Passivity-preserving splitting methods for rigid body systems

TL;DR

This paper introduces passivity-preserving splitting methods for simulating rigid body systems like marine vessels, ensuring stability and energy conservation, with detailed implementation on $SO(3)$.

Contribution

It develops and proves passivity-preserving splitting methods specifically tailored for rigid body dynamics, including a reformulation on $SO(3)$ for improved numerical stability.

Findings

Methods preserve passivity in numerical simulations.

Numerical experiments confirm stability and energy behavior.

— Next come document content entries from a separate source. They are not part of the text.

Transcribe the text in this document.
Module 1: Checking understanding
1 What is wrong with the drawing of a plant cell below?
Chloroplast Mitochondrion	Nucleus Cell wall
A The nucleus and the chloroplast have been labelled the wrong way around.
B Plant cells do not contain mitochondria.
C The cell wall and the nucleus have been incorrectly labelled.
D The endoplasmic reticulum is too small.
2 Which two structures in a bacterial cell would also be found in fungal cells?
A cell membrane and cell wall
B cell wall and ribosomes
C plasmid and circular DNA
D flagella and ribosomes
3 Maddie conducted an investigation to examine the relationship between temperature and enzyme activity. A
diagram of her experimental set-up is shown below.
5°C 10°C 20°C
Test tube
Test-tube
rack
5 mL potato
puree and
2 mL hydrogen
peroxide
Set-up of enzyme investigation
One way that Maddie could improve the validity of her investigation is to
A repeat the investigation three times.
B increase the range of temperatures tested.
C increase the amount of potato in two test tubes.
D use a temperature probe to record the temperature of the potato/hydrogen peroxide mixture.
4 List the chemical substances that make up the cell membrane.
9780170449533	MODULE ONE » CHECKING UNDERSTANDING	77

Implementation details for systems on $SO(3)$.

Abstract

A rigid body model for the dynamics of a marine vessel, used in simulations of offshore pipe-lay operations, gives rise to a set of ordinary differential equations with controls. The system is input-output passive. We propose passivity-preserving splitting methods for the numerical solution of a class of problems which includes this system as a special case. We prove the passivity-preservation property for the splitting methods, and we investigate stability and energy behaviour in numerical experiments. Implementation is discussed in detail for a special case where the splitting gives rise to the subsequent integration of two completely integrable flows. The equations for the attitude are reformulated on $SO(3)$ using rotation matrices rather than local parametrizations with Euler angles.